Are the protesters significant? Those who assess their influence by numbers or demographic percentages miss the point, a mistake made again and again over the past century of revolutionary upheavals. While the protesters may not constitute the arithmetical majority, they are setting the framework of the national political discourse, while by the hour Putin has been losing his ability to determine the national political agenda. He of course is perfectly aware of this precipitous change of his relative political standing.
So what is Putin’s strategy? Again, his most important steps have been largely ignored by the Western media. Although he has attempted to restore his position with the appointments of loyalists, the previous political configuration may be unattainable.
Big business has already lost faith in the ability of Putin to protect its positions abroad, as exemplified by the recent troubles of Severstal in the USA. On the other hand, internally, Putin has been unwilling or unable to stem the tide of corruption that has become the principle political issue for both the protesters and big Russian businesses, making close allies out of them.
In short, economic elites in Russia now perceive Putin as a significant strategic liability, and would be happy with most of the alternatives.
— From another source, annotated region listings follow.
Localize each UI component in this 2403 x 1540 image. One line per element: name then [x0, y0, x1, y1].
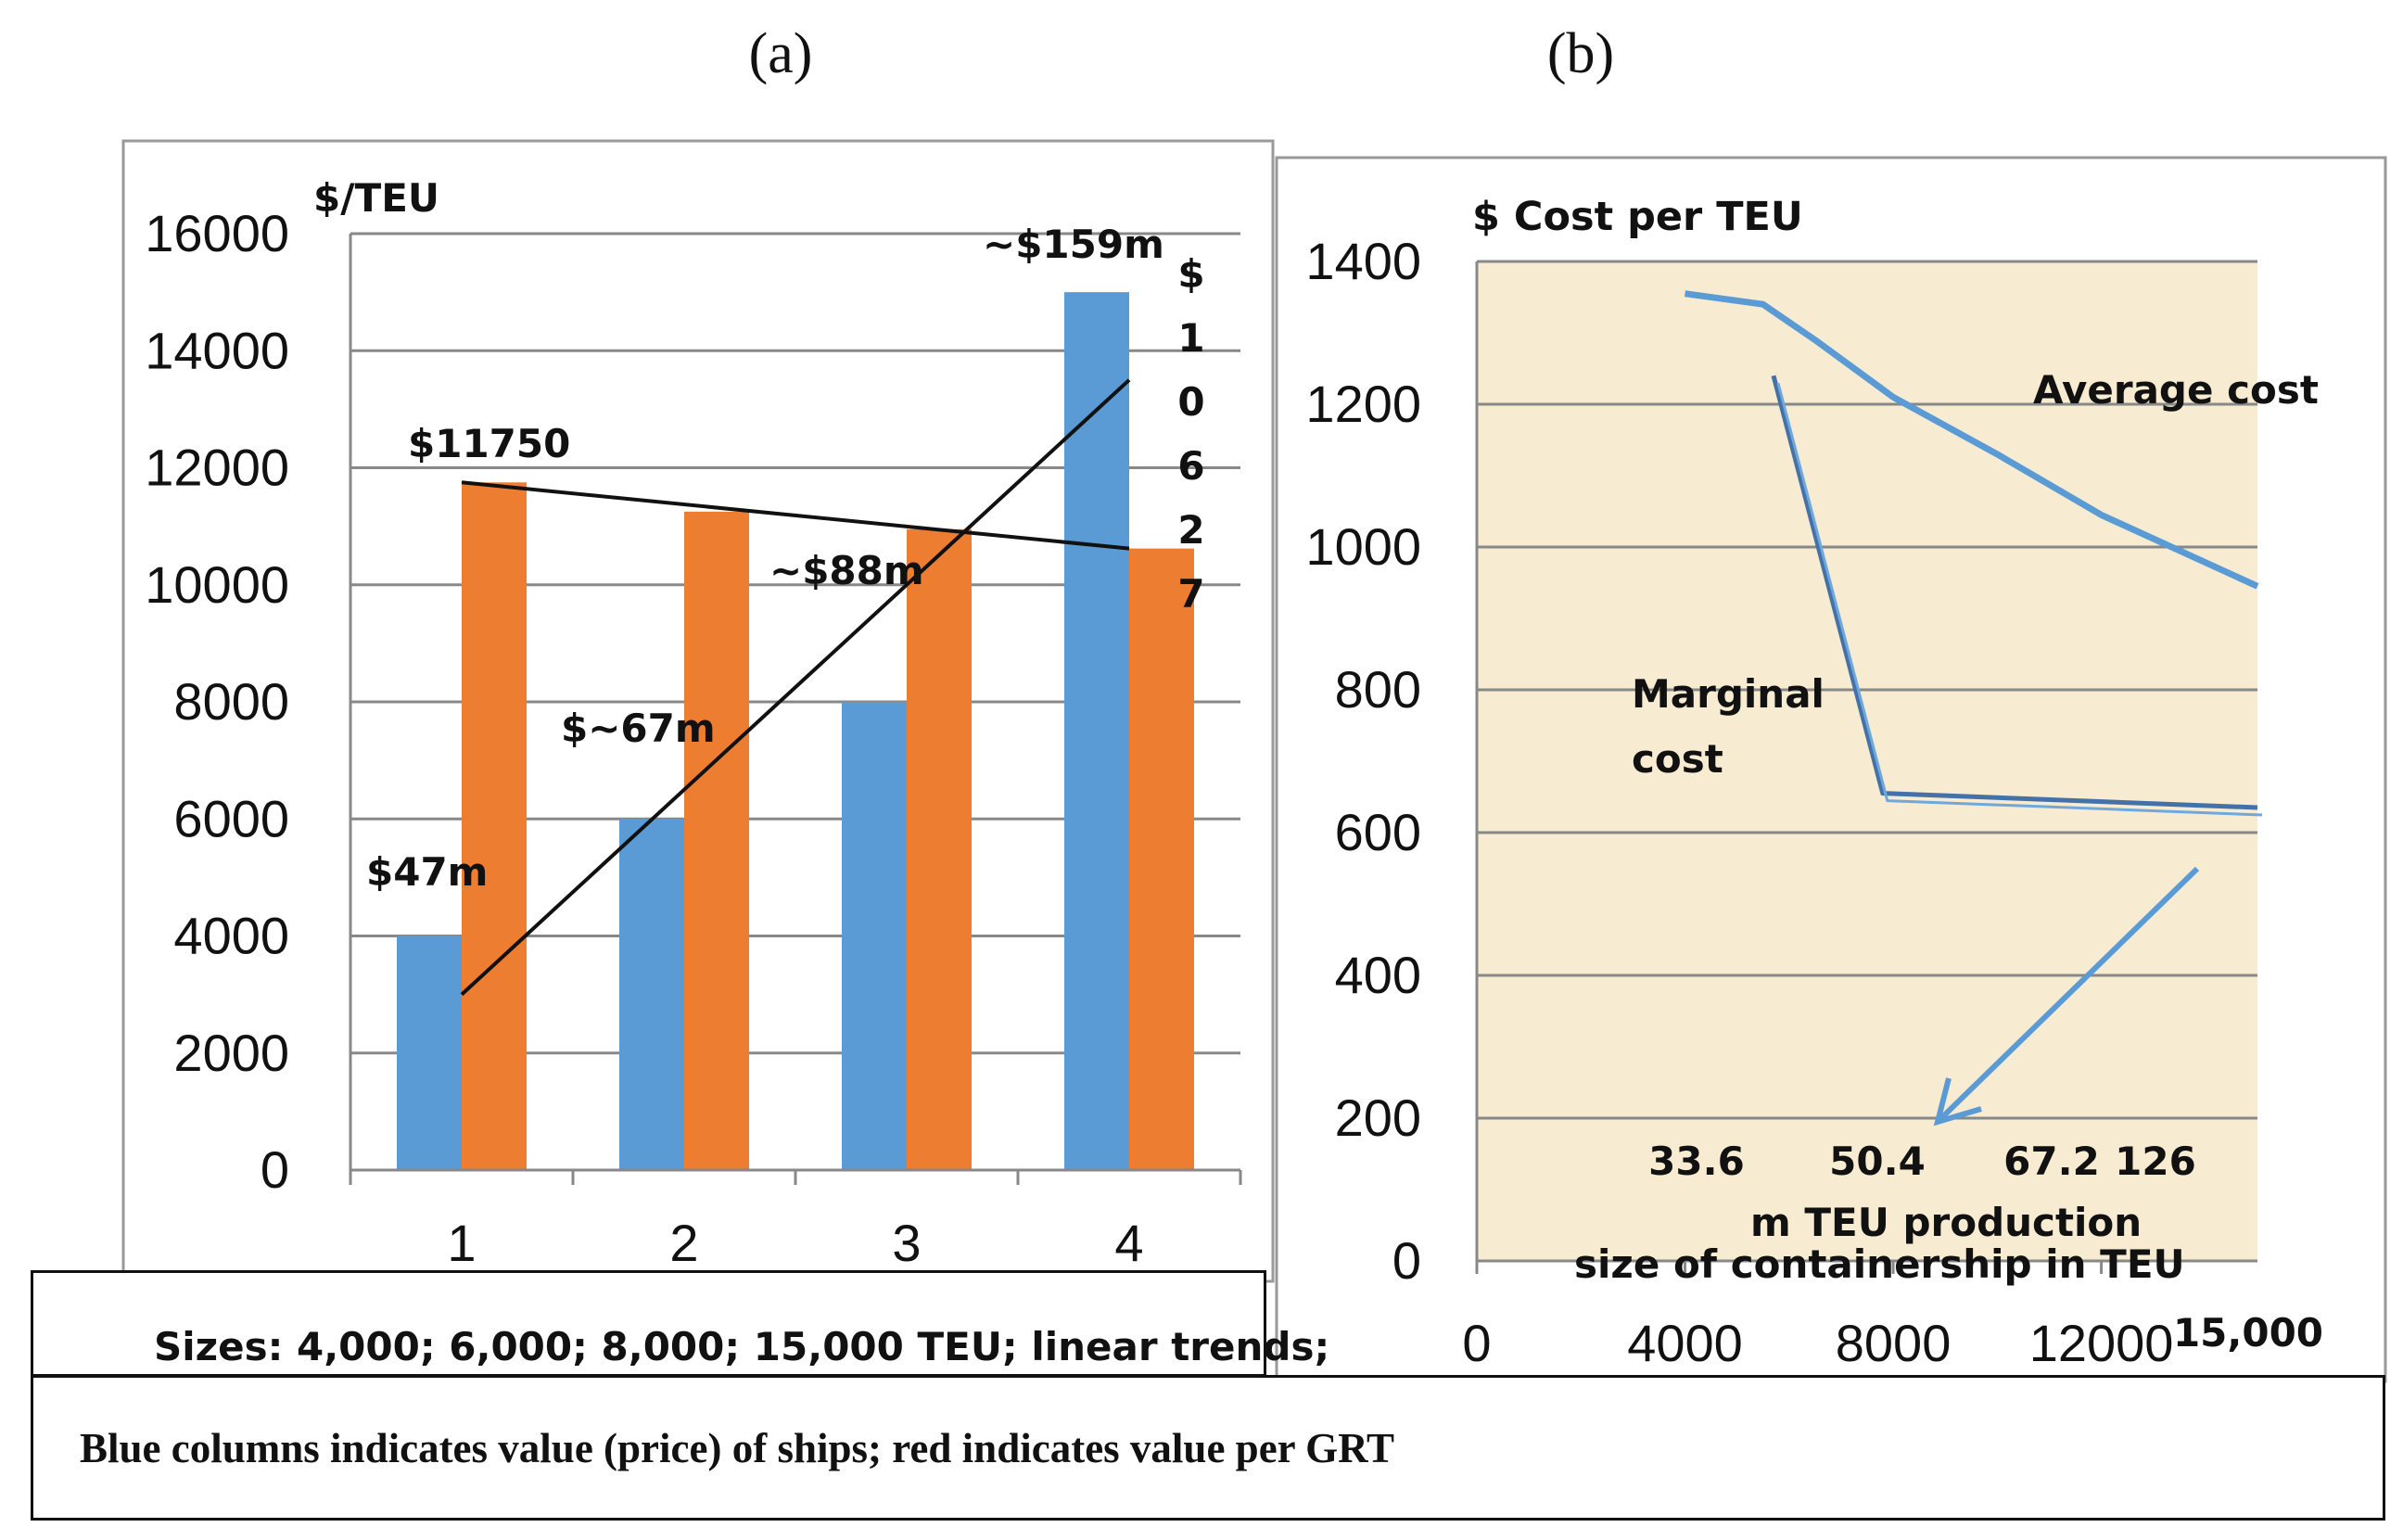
vertical-label-char: 2: [1177, 507, 1204, 553]
bar-per-grt: [684, 511, 749, 1170]
vertical-label-char: 0: [1177, 379, 1204, 425]
secondary-axis-value: 50.4: [1829, 1139, 1926, 1184]
secondary-axis-value: 33.6: [1648, 1139, 1745, 1184]
chart-b-gridlines: [1475, 260, 2257, 1274]
chart-b-xlabel: size of containership in TEU: [1574, 1241, 2185, 1287]
arrow-shaft: [1939, 866, 2200, 1120]
chart-a-bars: [397, 292, 1194, 1170]
y-tick-label: 2000: [173, 1024, 289, 1082]
y-tick-label: 0: [261, 1140, 289, 1199]
arrow-head: [1933, 1077, 1982, 1126]
annotation-bar1: $47m: [366, 849, 488, 895]
label-average-cost: Average cost: [2033, 367, 2319, 413]
label-marginal-cost-2: cost: [1632, 736, 1723, 782]
y-tick-label: 200: [1335, 1088, 1421, 1147]
secondary-axis-label: m TEU production: [1750, 1200, 2142, 1245]
chart-b-xticks: 0 4000 8000 12000 15,000: [1462, 1310, 2323, 1372]
x-tick-label: 4000: [1627, 1314, 1743, 1372]
figure-caption: Blue columns indicates value (price) of …: [80, 1425, 1395, 1471]
series-average-cost: [1685, 290, 2259, 590]
chart-a-note-box: Sizes: 4,000; 6,000; 8,000; 15,000 TEU; …: [31, 1270, 1329, 1377]
y-tick-label: 6000: [173, 789, 289, 847]
bar-price: [397, 935, 462, 1170]
chart-a-yticks: 0 2000 4000 6000 8000 10000 12000 14000 16000: [145, 204, 289, 1199]
chart-b-plot-area: [1477, 261, 2257, 1261]
secondary-axis-value: 126: [2115, 1139, 2196, 1184]
y-tick-label: 800: [1335, 660, 1421, 719]
chart-a-ylabel: $/TEU: [313, 175, 439, 221]
bar-price: [842, 702, 907, 1170]
annotation-bar3: ~$88m: [769, 548, 924, 593]
chart-b-ylabel: $ Cost per TEU: [1472, 194, 1803, 240]
x-tick-label: 3: [892, 1214, 921, 1272]
y-tick-label: 400: [1335, 946, 1421, 1004]
vertical-label-char: $: [1177, 251, 1204, 297]
y-tick-label: 14000: [145, 321, 289, 379]
y-tick-label: 10000: [145, 555, 289, 614]
x-tick-label: 15,000: [2173, 1310, 2323, 1355]
x-tick-label: 2: [669, 1214, 698, 1272]
annotation-bar2: $~67m: [561, 706, 716, 751]
series-marginal-cost-shadow: [1776, 382, 2263, 817]
vertical-label-char: 6: [1177, 443, 1204, 489]
chart-a-annotations: $47m $~67m ~$88m ~$159m $11750 $1 0 6 2 7: [366, 222, 1205, 895]
chart-a: $/TEU 0200040006000800010000120001400016…: [121, 139, 1275, 1283]
annotation-per-grt-last: $1 0 6 2 7: [1177, 251, 1204, 617]
chart-a-trendlines: [460, 378, 1131, 997]
y-tick-label: 8000: [173, 672, 289, 731]
bar-per-grt: [462, 482, 527, 1170]
y-tick-label: 600: [1335, 803, 1421, 861]
bar-per-grt: [907, 528, 972, 1170]
secondary-axis-value: 67.2: [2003, 1139, 2100, 1184]
vertical-label-char: 7: [1177, 571, 1204, 617]
y-tick-label: 1400: [1305, 232, 1421, 290]
x-tick-label: 8000: [1836, 1314, 1952, 1372]
panel-label-b: (b): [1547, 22, 1614, 85]
trendline-per-grt: [461, 480, 1130, 551]
arrow: [1933, 866, 2200, 1126]
label-marginal-cost-1: Marginal: [1632, 671, 1824, 717]
chart-b: $ Cost per TEU 0 200 400 600 800 1000 1200 1400…: [1275, 156, 2387, 1383]
y-tick-label: 4000: [173, 907, 289, 965]
annotation-per-grt-first: $11750: [408, 421, 570, 466]
panel-label-a: (a): [749, 22, 813, 85]
y-tick-label: 16000: [145, 204, 289, 262]
x-tick-label: 4: [1114, 1214, 1143, 1272]
x-tick-label: 1: [447, 1214, 476, 1272]
y-tick-label: 1000: [1305, 517, 1421, 576]
y-tick-label: 12000: [145, 439, 289, 497]
bar-price: [1064, 292, 1129, 1170]
chart-a-note: Sizes: 4,000; 6,000; 8,000; 15,000 TEU; …: [154, 1324, 1330, 1369]
y-tick-label: 1200: [1305, 375, 1421, 433]
x-tick-label: 0: [1462, 1314, 1491, 1372]
figure-caption-box: Blue columns indicates value (price) of …: [31, 1375, 2385, 1521]
bar-price: [619, 819, 684, 1170]
trendline-price: [460, 378, 1131, 997]
vertical-label-char: 1: [1177, 315, 1204, 361]
annotation-bar4: ~$159m: [983, 222, 1164, 267]
chart-a-xaxis: 1 2 3 4: [349, 1168, 1242, 1272]
x-tick-label: 12000: [2029, 1314, 2174, 1372]
y-tick-label: 0: [1392, 1231, 1421, 1290]
secondary-axis-values: 33.6 50.4 67.2 126: [1648, 1139, 2196, 1184]
series-marginal-cost: [1771, 375, 2258, 810]
bar-per-grt: [1129, 548, 1194, 1170]
chart-b-yticks: 0 200 400 600 800 1000 1200 1400: [1305, 232, 1421, 1290]
chart-b-series: [1685, 290, 2263, 817]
Thus, Putin moved to recruit the two constituencies for which the all-pervasive corruption is not a priority issue – namely, siloviki and siloviki-related nationalists.
In line with this, Putin moved to upgrade Sergei Ivanov, former Minister of Defence, who stayed loyal despite being demoted within the Russian real power structure before. Obviously, the theory (dubious) is that Ivanov would be seen by siloviki as their new representative, instead of still downgraded Sechin.
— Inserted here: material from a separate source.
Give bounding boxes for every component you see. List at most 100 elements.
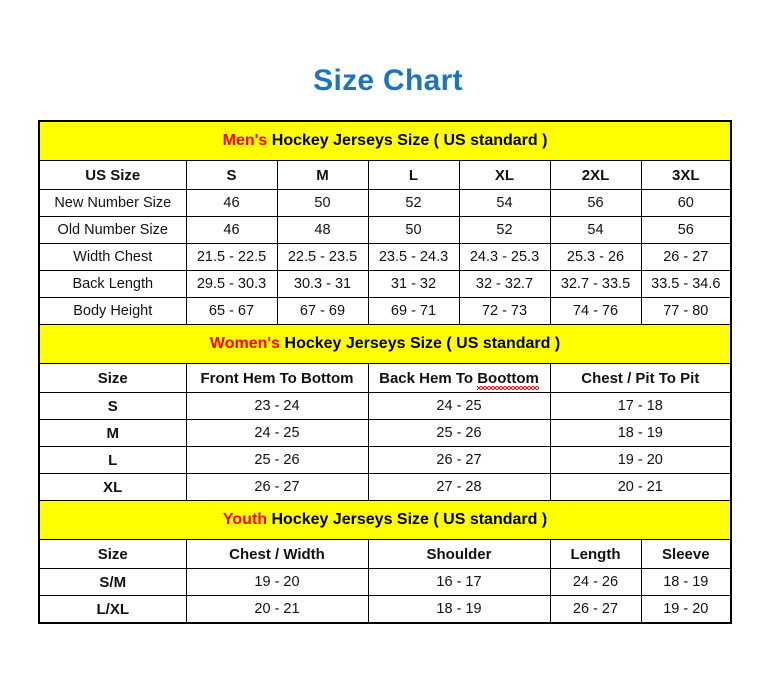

Even more significant is the appointment of Dmitry Rogozin, who was called back from Brussels where he has been the Russian Ambassador at NATO, to a highly influential political post, giving him in effect a stranglehold on Russia’s military strategy.
Rogozin is clearly the politician to watch. In contrast to almost all faces of the Putin’s regime, he is a real politician, ambitious, with a clear political agenda, well-known and taken seriously by the West. While it is uncertain the siloviki would see Ivanov as their true delegate, Rogozin certainly has the political capacity of rallying important circles of civilized Russian nationalism around Putin. Of course, it is not clear that he would be willing to expend his political capital for Putin’s cause.
What will come next? It is futile to engage in predictions in the current fluctuating situation where most important players are perhaps still biding their time and have not revealed their hand.
However, it is clear that it is too early to discard Putin. While seemingly catering to his perceived political constituencies, his most significant recent appointments concern promotion of people who are personally loyal. Thus, it is not clear that the important stakeholders in the regime beyond the personal coteries, would not decide that the best option would be to continue maintain the current regime at the expense of getting rid of its creator.
Clearly, Putin has more to fear from his own comrades that from the protesters.